Reference:  Chiang, H.D., Y.-C. Hsu, and Y. Sasaki (2019) Robust Uniform Inference for Quantile Treatment Effects in Regression Discontinuity Designs. Journal of Econometrics, 211 (2), pp. 589-618. Paper.

Title
    rdqte -- Executes estimation and robust inference for quantile treatment        effects (QTE) in regression discontinuity designs (RDD).
Syntax
    rdqte y x [if] [in] [, c(real) fuzzy(varname) cover(real) ql(real)                 qh(real) qn(real) bw(real)]
Description
    rdqte executes estimation and robust inference for quantile treatment        effects (QTE) in the sharp and fuzzy regression discontinuity designs        (RDD) based on Chiang, Hsu, and Sasaki (2019). The command takes an        outcome variable y and a running variable or forcing variable x.  In        case of a fuzzy design, a binary treatment variable d is specified in        the option fuzzy(varname) - see below for details of the usage.  The        primary results consist of estimates and a uniform 95% confidence        band of QTEs across multiple quantiles. In addition to these primary        results, the command also conducts tests of: 1. the null hypothesis        that the QTEs are zero for all the quantiles (i.e., uniformly null        treatment effects); and 2. the null hypothesis that the QTEs are        constant across all the quantiles (i.e., homogeneous treatment        effects) against the alternative of heterogeneous treatment effects.        The method is robust against large bandwidths and unknown functional        forms.
Options
    c(real) sets the discontinuity location for the RDD. The default value is        c(0). (Note: the discontinuity location itself is included as a part        of the observations with negative x.)

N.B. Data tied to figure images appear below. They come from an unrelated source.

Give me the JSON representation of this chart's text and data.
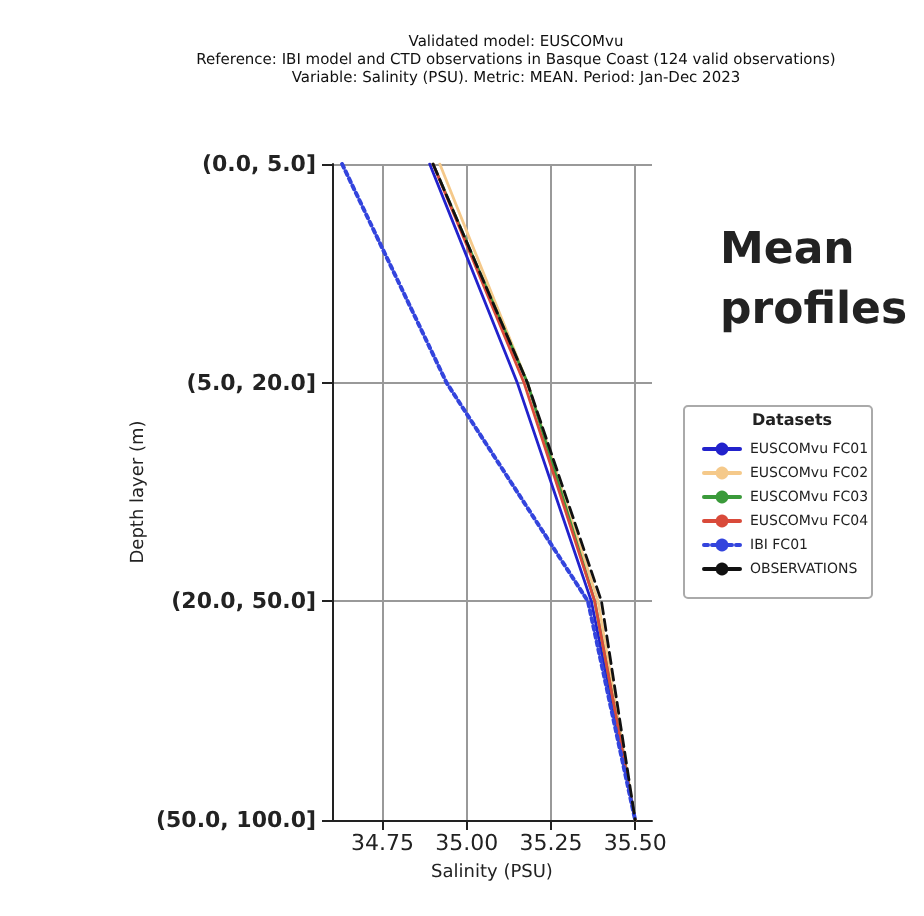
{
  "chart_data": {
    "type": "line",
    "orientation": "horizontal",
    "title": "Validated model: EUSCOMvu\nReference: IBI model and CTD observations in Basque Coast (124 valid observations)\nVariable: Salinity (PSU). Metric: MEAN. Period: Jan-Dec 2023",
    "xlabel": "Salinity (PSU)",
    "ylabel": "Depth layer (m)",
    "legend_title": "Datasets",
    "annotations": [
      "Mean profiles"
    ],
    "categories": [
      "(0.0, 5.0]",
      "(5.0, 20.0]",
      "(20.0, 50.0]",
      "(50.0, 100.0]"
    ],
    "series": [
      {
        "name": "EUSCOMvu FC01",
        "color": "#2222cc",
        "values": [
          34.89,
          35.15,
          35.37,
          35.5
        ]
      },
      {
        "name": "EUSCOMvu FC02",
        "color": "#f5c98a",
        "values": [
          34.92,
          35.18,
          35.39,
          35.5
        ]
      },
      {
        "name": "EUSCOMvu FC03",
        "color": "#3a9a3a",
        "values": [
          34.9,
          35.18,
          35.38,
          35.5
        ]
      },
      {
        "name": "EUSCOMvu FC04",
        "color": "#d94a3a",
        "values": [
          34.9,
          35.17,
          35.38,
          35.5
        ]
      },
      {
        "name": "IBI FC01",
        "color": "#3344dd",
        "line_style": "dotted",
        "values": [
          34.63,
          34.94,
          35.36,
          35.5
        ]
      },
      {
        "name": "OBSERVATIONS",
        "color": "#111111",
        "line_style": "dashed",
        "values": [
          34.9,
          35.18,
          35.4,
          35.5
        ]
      }
    ],
    "xlim": [
      34.6,
      35.55
    ],
    "xticks": [
      34.75,
      {
        "value": 35.0,
        "label": "35.00"
      },
      35.25,
      {
        "value": 35.5,
        "label": "35.50"
      }
    ],
    "grid": true,
    "legend": "right",
    "marker": "none"
  }
}
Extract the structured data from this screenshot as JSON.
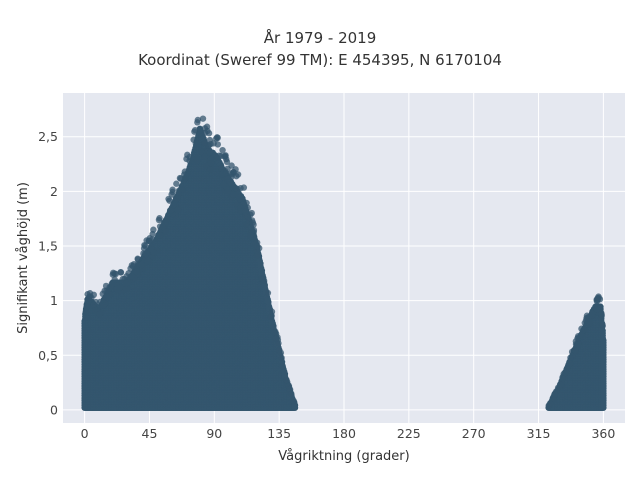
{
  "chart_data": {
    "type": "scatter",
    "title_line1": "År 1979 - 2019",
    "title_line2": "Koordinat (Sweref 99 TM): E 454395, N 6170104",
    "xlabel": "Vågriktning (grader)",
    "ylabel": "Signifikant våghöjd (m)",
    "xlim": [
      -15,
      375
    ],
    "ylim": [
      -0.12,
      2.9
    ],
    "x_ticks": [
      0,
      45,
      90,
      135,
      180,
      225,
      270,
      315,
      360
    ],
    "x_tick_labels": [
      "0",
      "45",
      "90",
      "135",
      "180",
      "225",
      "270",
      "315",
      "360"
    ],
    "y_ticks": [
      0,
      0.5,
      1,
      1.5,
      2,
      2.5
    ],
    "y_tick_labels": [
      "0",
      "0,5",
      "1",
      "1,5",
      "2",
      "2,5"
    ],
    "grid": true,
    "marker_color": "#34566e",
    "plot_background": "#e5e8f0",
    "clusters": [
      {
        "x_range": [
          0,
          146
        ],
        "envelope": [
          {
            "x": 0,
            "y": 0.9
          },
          {
            "x": 2,
            "y": 1.12
          },
          {
            "x": 10,
            "y": 1.0
          },
          {
            "x": 20,
            "y": 1.28
          },
          {
            "x": 30,
            "y": 1.28
          },
          {
            "x": 40,
            "y": 1.5
          },
          {
            "x": 50,
            "y": 1.7
          },
          {
            "x": 60,
            "y": 2.0
          },
          {
            "x": 70,
            "y": 2.3
          },
          {
            "x": 75,
            "y": 2.5
          },
          {
            "x": 80,
            "y": 2.8
          },
          {
            "x": 85,
            "y": 2.6
          },
          {
            "x": 90,
            "y": 2.55
          },
          {
            "x": 100,
            "y": 2.3
          },
          {
            "x": 110,
            "y": 2.1
          },
          {
            "x": 120,
            "y": 1.6
          },
          {
            "x": 130,
            "y": 0.9
          },
          {
            "x": 140,
            "y": 0.3
          },
          {
            "x": 146,
            "y": 0.05
          }
        ]
      },
      {
        "x_range": [
          322,
          360
        ],
        "envelope": [
          {
            "x": 322,
            "y": 0.04
          },
          {
            "x": 330,
            "y": 0.25
          },
          {
            "x": 340,
            "y": 0.6
          },
          {
            "x": 348,
            "y": 0.85
          },
          {
            "x": 355,
            "y": 1.05
          },
          {
            "x": 358,
            "y": 1.05
          },
          {
            "x": 360,
            "y": 0.7
          }
        ]
      }
    ]
  }
}
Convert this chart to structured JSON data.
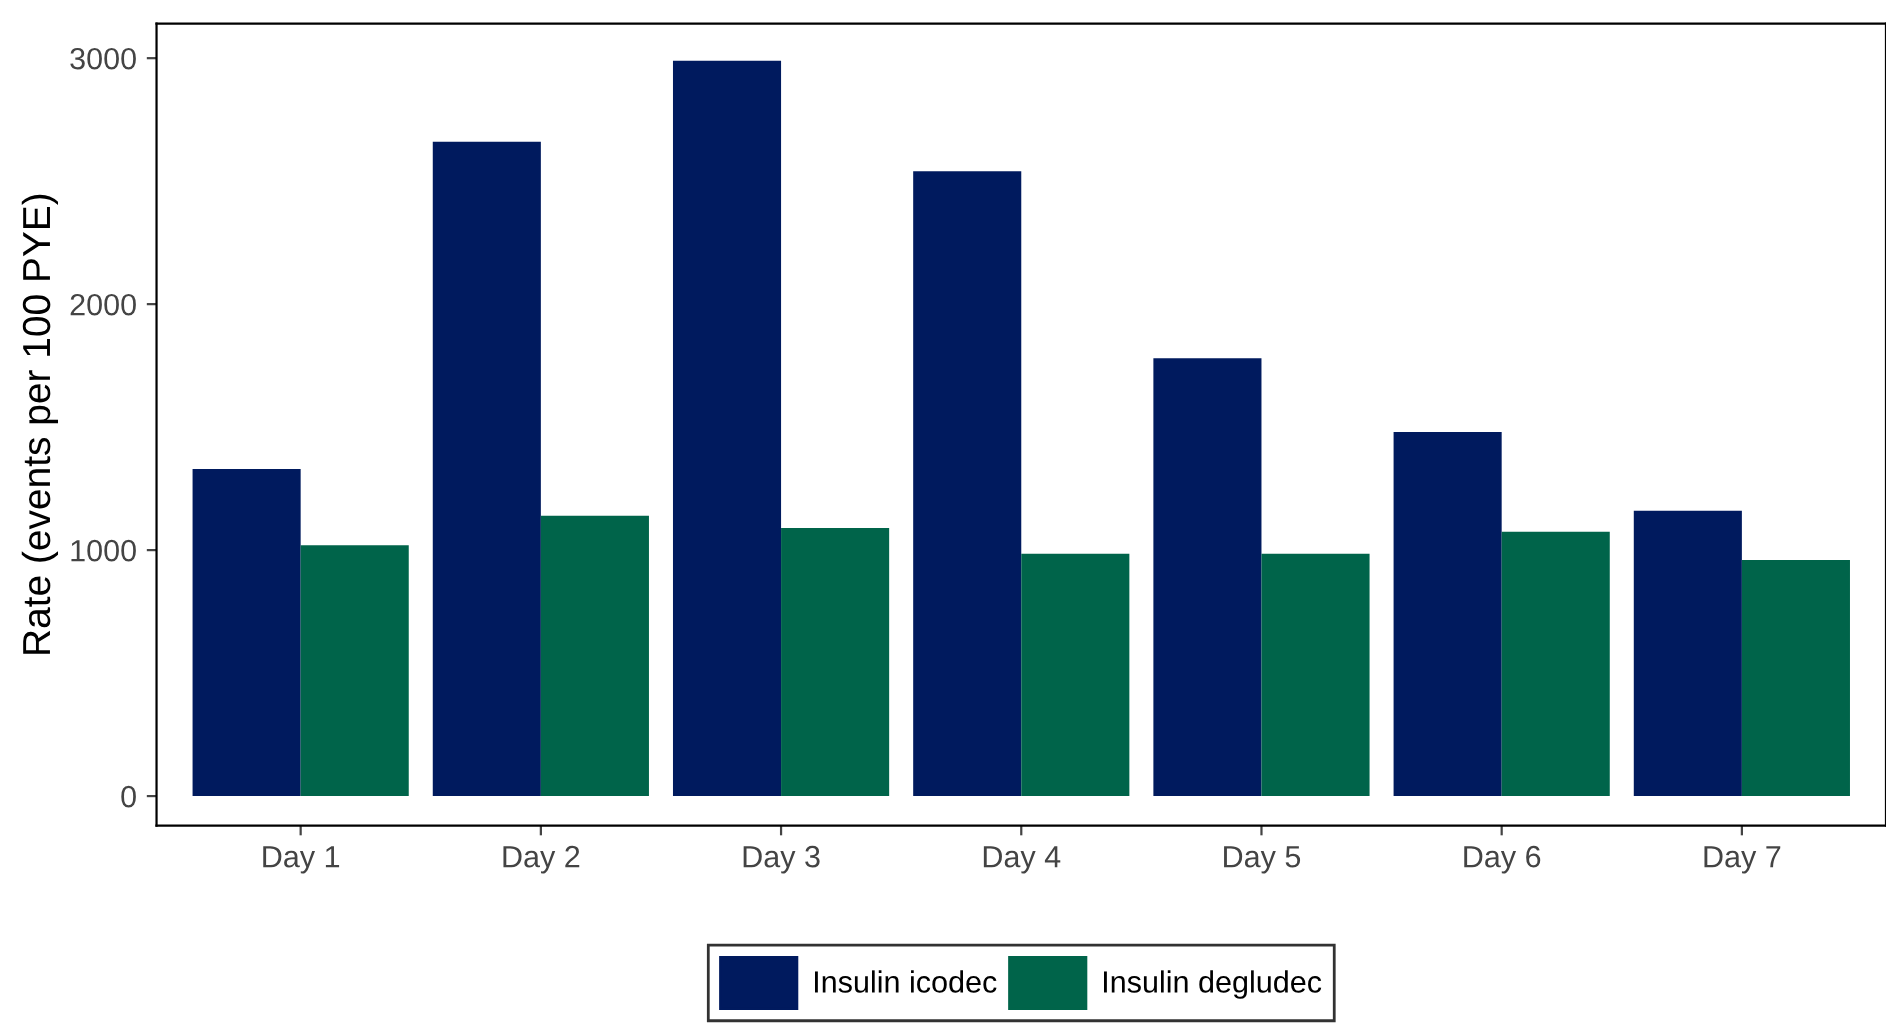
{
  "chart_data": {
    "type": "bar",
    "ylabel": "Rate (events per 100 PYE)",
    "categories": [
      "Day 1",
      "Day 2",
      "Day 3",
      "Day 4",
      "Day 5",
      "Day 6",
      "Day 7"
    ],
    "series": [
      {
        "name": "Insulin icodec",
        "color": "#001a5e",
        "values": [
          1330,
          2660,
          2990,
          2540,
          1780,
          1480,
          1160
        ]
      },
      {
        "name": "Insulin degludec",
        "color": "#00644a",
        "values": [
          1020,
          1140,
          1090,
          985,
          985,
          1075,
          960
        ]
      }
    ],
    "ylim": [
      -120,
      3140
    ],
    "yticks": [
      0,
      1000,
      2000,
      3000
    ],
    "grid": false,
    "legend": "bottom"
  }
}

    fuzzy(varname) sets the treatment variable used for estimation in a fuzzy        design. Not calling this option tells the command to assume a sharp        design by default.

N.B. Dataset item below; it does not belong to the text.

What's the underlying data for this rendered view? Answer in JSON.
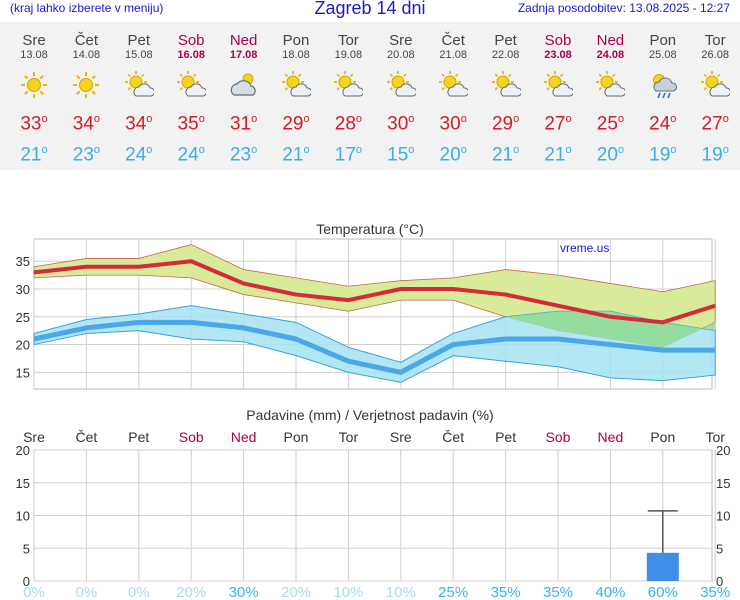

    cover(real) sets the nominal probability that the uniform confidence band        covers the true QTE. The default value is cover(.95).
    ql(real) sets the lowest quantile at which the QTE is estimated. The        default value is ql(.25).

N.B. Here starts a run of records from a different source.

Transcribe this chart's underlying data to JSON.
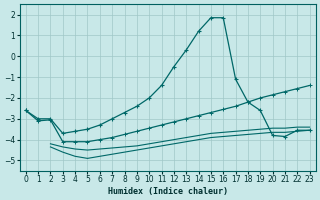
{
  "xlabel": "Humidex (Indice chaleur)",
  "background_color": "#c8e8e8",
  "grid_color": "#a0c8c8",
  "line_color": "#006868",
  "xlim": [
    -0.5,
    23.5
  ],
  "ylim": [
    -5.5,
    2.5
  ],
  "yticks": [
    -5,
    -4,
    -3,
    -2,
    -1,
    0,
    1,
    2
  ],
  "xticks": [
    0,
    1,
    2,
    3,
    4,
    5,
    6,
    7,
    8,
    9,
    10,
    11,
    12,
    13,
    14,
    15,
    16,
    17,
    18,
    19,
    20,
    21,
    22,
    23
  ],
  "line1_x": [
    0,
    1,
    2,
    3,
    4,
    5,
    6,
    7,
    8,
    9,
    10,
    11,
    12,
    13,
    14,
    15,
    16,
    17,
    18,
    19,
    20,
    21,
    22,
    23
  ],
  "line1_y": [
    -2.6,
    -3.0,
    -3.0,
    -3.7,
    -3.6,
    -3.5,
    -3.3,
    -3.0,
    -2.7,
    -2.4,
    -2.0,
    -1.4,
    -0.5,
    0.3,
    1.2,
    1.85,
    1.85,
    -1.1,
    -2.2,
    -2.6,
    -3.8,
    -3.85,
    -3.55,
    -3.55
  ],
  "line2_x": [
    0,
    1,
    2,
    3,
    4,
    5,
    6,
    7,
    8,
    9,
    10,
    11,
    12,
    13,
    14,
    15,
    16,
    17,
    18,
    19,
    20,
    21,
    22,
    23
  ],
  "line2_y": [
    -2.6,
    -3.1,
    -3.05,
    -4.1,
    -4.1,
    -4.1,
    -4.0,
    -3.9,
    -3.75,
    -3.6,
    -3.45,
    -3.3,
    -3.15,
    -3.0,
    -2.85,
    -2.7,
    -2.55,
    -2.4,
    -2.2,
    -2.0,
    -1.85,
    -1.7,
    -1.55,
    -1.4
  ],
  "line3_x": [
    2,
    3,
    4,
    5,
    6,
    7,
    8,
    9,
    10,
    11,
    12,
    13,
    14,
    15,
    16,
    17,
    18,
    19,
    20,
    21,
    22,
    23
  ],
  "line3_y": [
    -4.2,
    -4.35,
    -4.45,
    -4.5,
    -4.45,
    -4.4,
    -4.35,
    -4.3,
    -4.2,
    -4.1,
    -4.0,
    -3.9,
    -3.8,
    -3.7,
    -3.65,
    -3.6,
    -3.55,
    -3.5,
    -3.45,
    -3.45,
    -3.4,
    -3.4
  ],
  "line4_x": [
    2,
    3,
    4,
    5,
    6,
    7,
    8,
    9,
    10,
    11,
    12,
    13,
    14,
    15,
    16,
    17,
    18,
    19,
    20,
    21,
    22,
    23
  ],
  "line4_y": [
    -4.35,
    -4.6,
    -4.8,
    -4.9,
    -4.8,
    -4.7,
    -4.6,
    -4.5,
    -4.4,
    -4.3,
    -4.2,
    -4.1,
    -4.0,
    -3.9,
    -3.85,
    -3.8,
    -3.75,
    -3.7,
    -3.65,
    -3.65,
    -3.6,
    -3.55
  ]
}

    qh(real) sets the highest quantile at which the QTE is estimated. The        default value is qh(.75).
    qn(real) sets the number of quantile points at which the QTE is        estimated. The default value is qn(3).
    bw(real) sets the bandwidth with which to estimate the QTE. A        non-positive argument, as is the case with the default value bw(-1),        will translate into an optimal rate.
Examples
    1. y outcome variable, d treatment variable, x running variable
    Estimation and inference under a sharp design:
    . rdqte y x
    Estimation and inference under a fuzzy design:
    . rdqte y x, fuzzy(d)
    Estimation of the QTE at 10th, 20th, ..., and 90th percentiles:
    . rdqte y x, fuzzy(d) ql(0.1) qh(0.9) qn(9)
    (The default is the inter-quartile range: 25th, 50th & 75th percentiles.)
    2. score scores on the Woodcock-Johnson sub-tests, treat an indicator for        participation in the pre-K program in the previous year, bdate birth        date - example drawn from Chiang, Hsu, and Sasaki (2019, Sec. 6).        Students with bdate >= 0 (location-normalized) are eligible for a        participation in the pre-K program.  Participation in the program is        not sharp, and we therefore use a fuzzy RDD.  Quantile treatment        effects of the program on scores on the Woodcock-Johnson sub-tests        are estimated with 90% uniform confidence bands by:
    . rdqte score bdate, fuzzy(treat) cover(0.9) ql(0.1) qh(0.9) qn(9)
Stored results
    rdqte stores the following in r():
    Scalars        r(N)           observations        r(c)           cutoff location        r(h)           bandwidth
    Macros        r(cmd)         rdqte
    matrices        r(q)           quantiles        r(b)           QTE estimates        r(V)           variance matrix        r(CBlower)     lower bounds of confidence band        r(CBupper)     upper bounds of confidence band
Reference
    Chiang, H.D., Y.-C. Hsu, and Y. Sasaki. 2019. Robust Uniform Inference for        Quantile Treatment Effects in Regression Discontinuity Designs.        Journal of Econometrics, 211 (2), pp. 589-618.  Link to Paper.
Authors
    Harold. D. Chiang, Vanderbilt University, Nashville, TN.    Yu-Chin Hsu, Academia Sinica, Taipei, Taiwan.    Yuya Sasaki, Vanderbilt University, Nashville, TN.